There is one other intriguing source which is now available for inspection in the Magdalene archives. It is a Gate Book, a record kept by the porters of young gentlemen who came in after ten o'clock at night. Undergraduates were fined for returning after ten o'clock, but as they were penalised by the hour, the porter simply listed all those arriving after ten, after eleven and so on. The Gate Book which survives for April and May 1869 thus gives some clue to Parnell's habits, but only a loose hint about his cronies: the 11 o'clock group might include a student who came in at five past, and another who rolled back just short of midnight.
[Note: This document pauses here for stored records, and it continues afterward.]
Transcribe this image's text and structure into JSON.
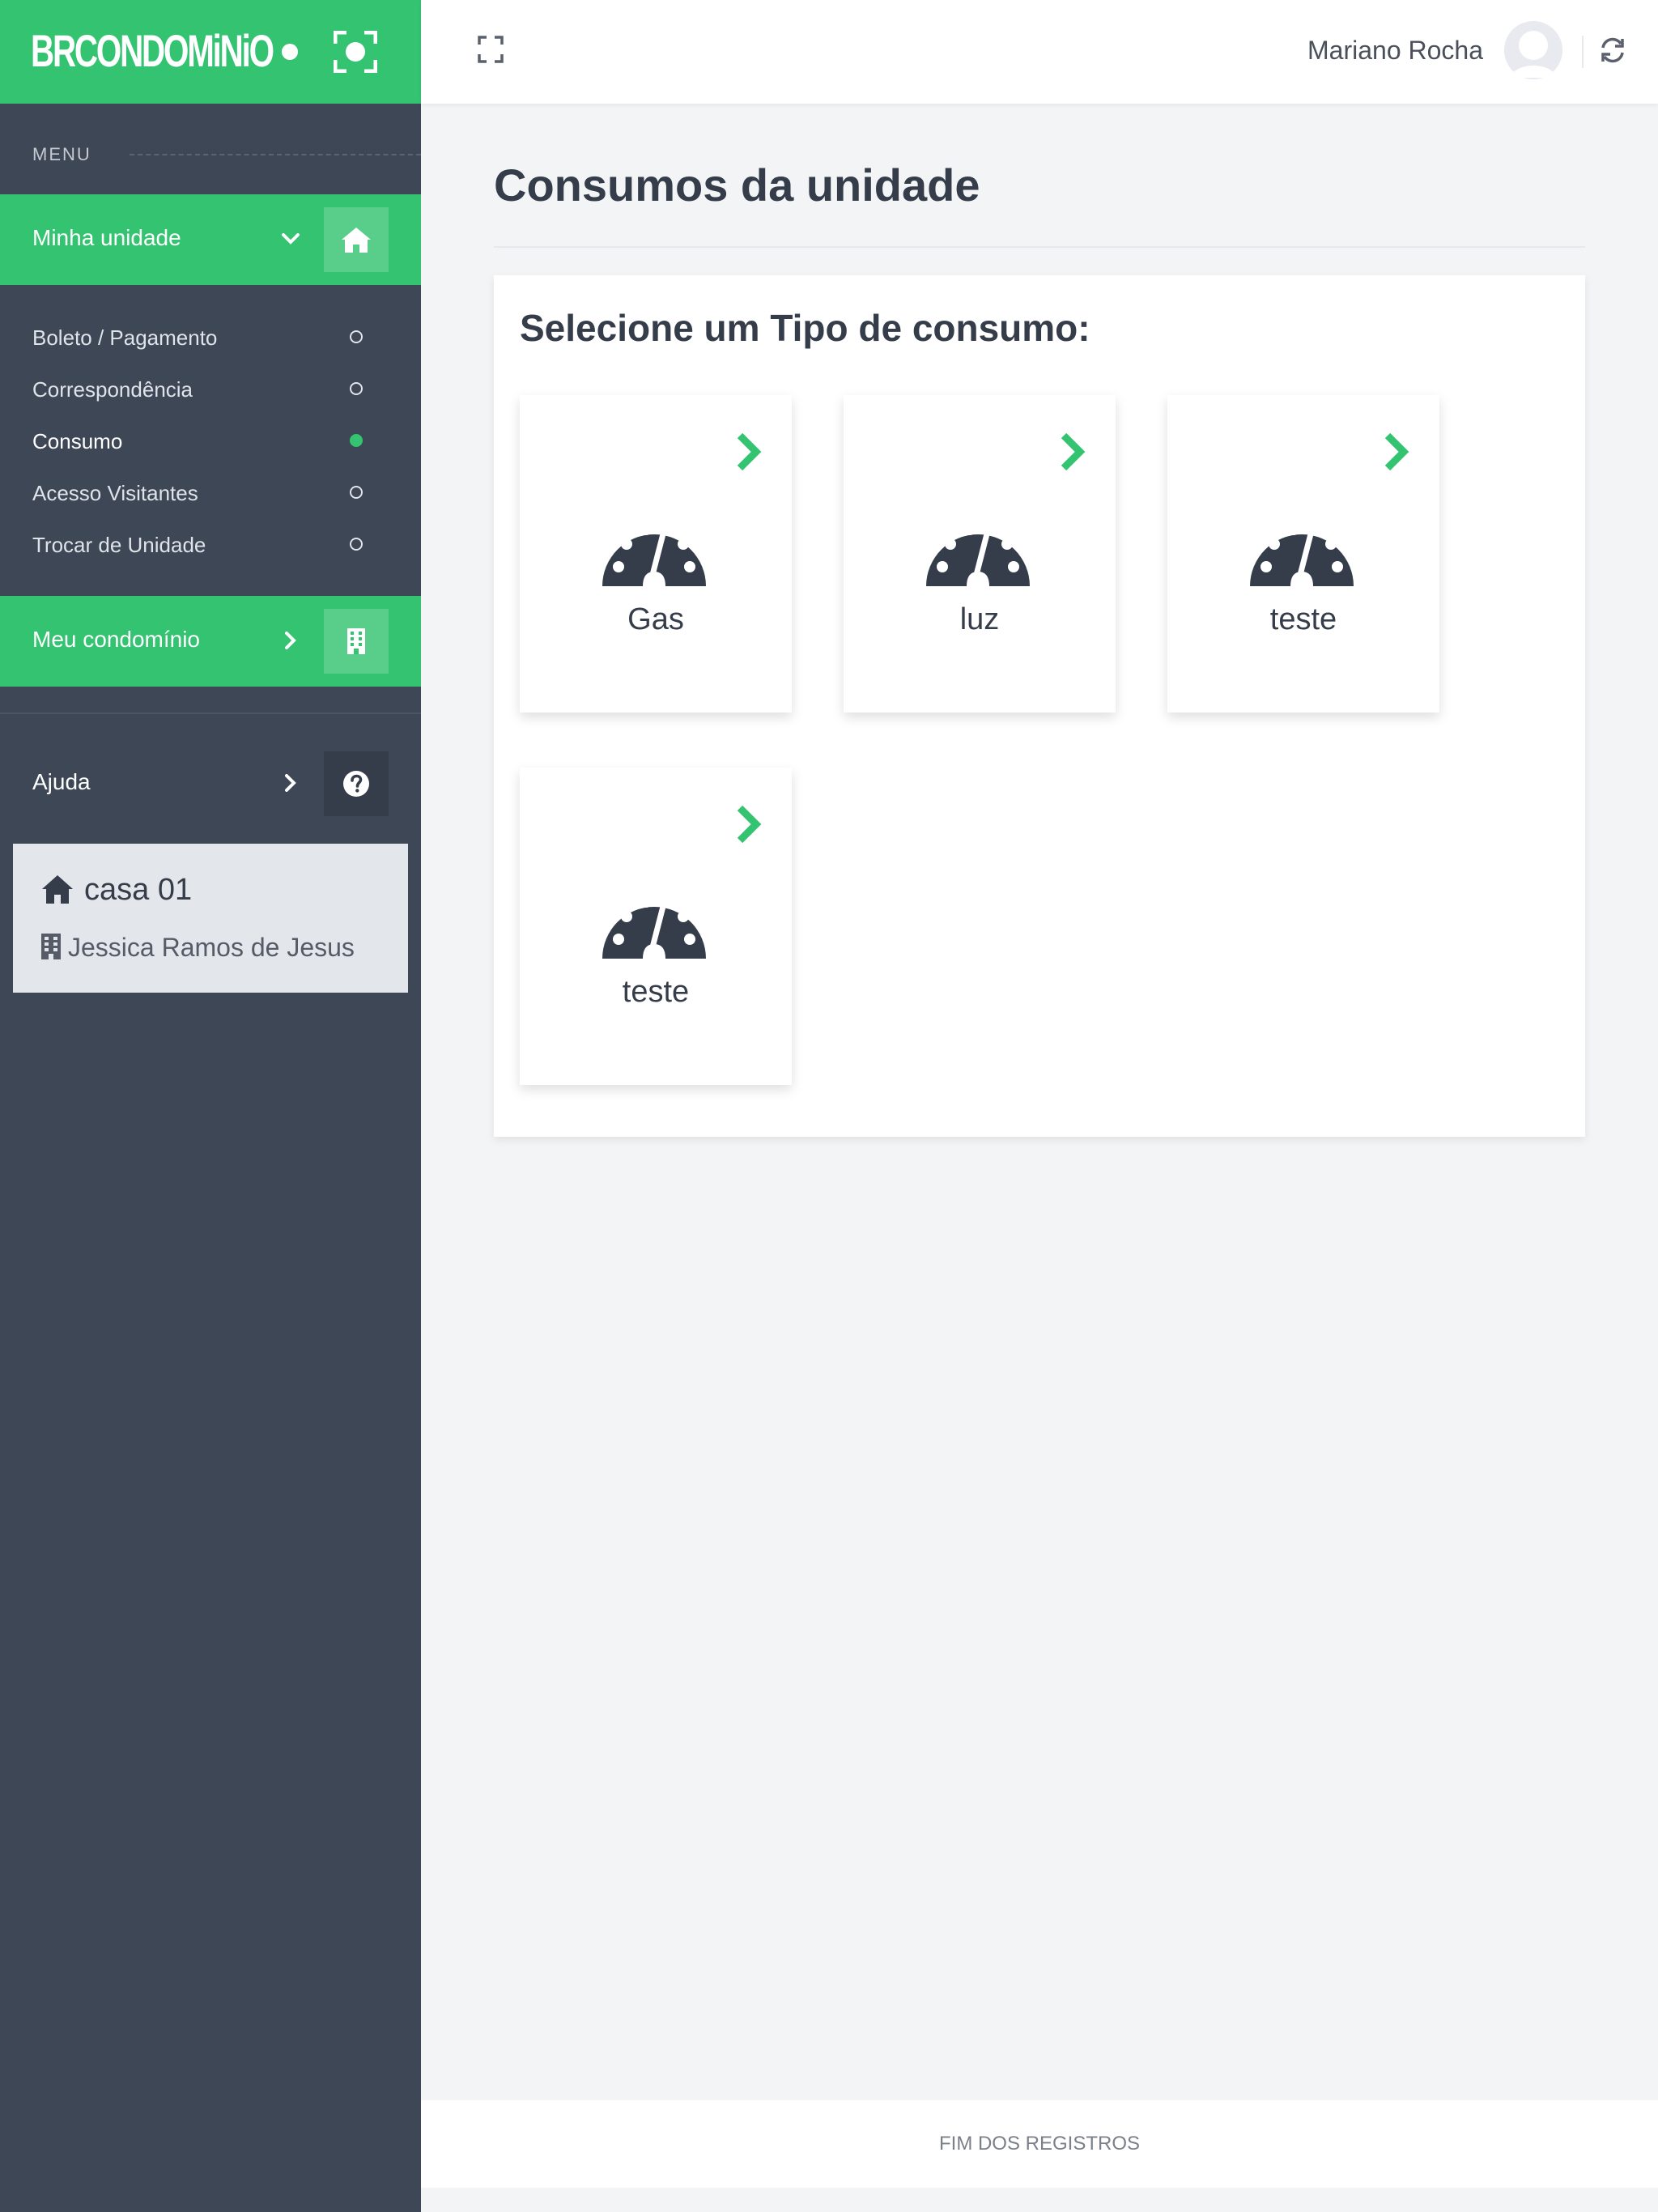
{
  "brand": {
    "logo_text": "BRCONDOMiNiO"
  },
  "sidebar": {
    "menu_label": "MENU",
    "minha_unidade": {
      "label": "Minha unidade"
    },
    "subitems": [
      {
        "label": "Boleto / Pagamento",
        "active": false
      },
      {
        "label": "Correspondência",
        "active": false
      },
      {
        "label": "Consumo",
        "active": true
      },
      {
        "label": "Acesso Visitantes",
        "active": false
      },
      {
        "label": "Trocar de Unidade",
        "active": false
      }
    ],
    "meu_condominio": {
      "label": "Meu condomínio"
    },
    "ajuda": {
      "label": "Ajuda"
    },
    "unit": {
      "title": "casa 01",
      "owner": "Jessica Ramos de Jesus"
    }
  },
  "header": {
    "user_name": "Mariano Rocha"
  },
  "page": {
    "title": "Consumos da unidade",
    "panel_title": "Selecione um Tipo de consumo:",
    "consumption_types": [
      {
        "name": "Gas"
      },
      {
        "name": "luz"
      },
      {
        "name": "teste"
      },
      {
        "name": "teste"
      }
    ]
  },
  "footer": {
    "text": "FIM DOS REGISTROS"
  },
  "colors": {
    "accent": "#34c471",
    "sidebar": "#3e4756",
    "text": "#363d4a"
  }
}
Even if students could be proved to have arrived at the same time, they could, of course, have merely bumped into each other in Magdalene Street.

The record shows that Parnell came in after hours over a dozen times in the brief period after his return to residence. One possibility is that he had friends in other colleges; another is that he liked to go out drinking in the town. Yet for all its tantalising vagueness, the Gate Book does give us one precious glimpse of Parnell's last hours in Magdalene. On 26 May, a Meeting of the Master and Fellows formally pronounced the sentence of rustication. Presumably Parnell was given a stay of execution to pack his traps. This enabled a group of Magdalene undergraduates to give him a royal send-off. In the early hours of Friday, 28 May, Parnell and three other undergraduates rang the bell and — we may guess — staggered through the archway sometime after 3 a.m. Four more straggled in after 4 o'clock. Such late hours rated expensive fines and were unusual, even for Magdalene men, and they were doubly so on a week-night. Parnell's fellow revellers were mainly freshmen and they could hardly have known him well. Nonetheless, if Parnell walked out of Magdalene later that day on his inexorable way to the leadership of Ireland, we now know that it is more likely that it was salutations of alcoholic goodwill rather than Saxon curses that were ringing in his ears.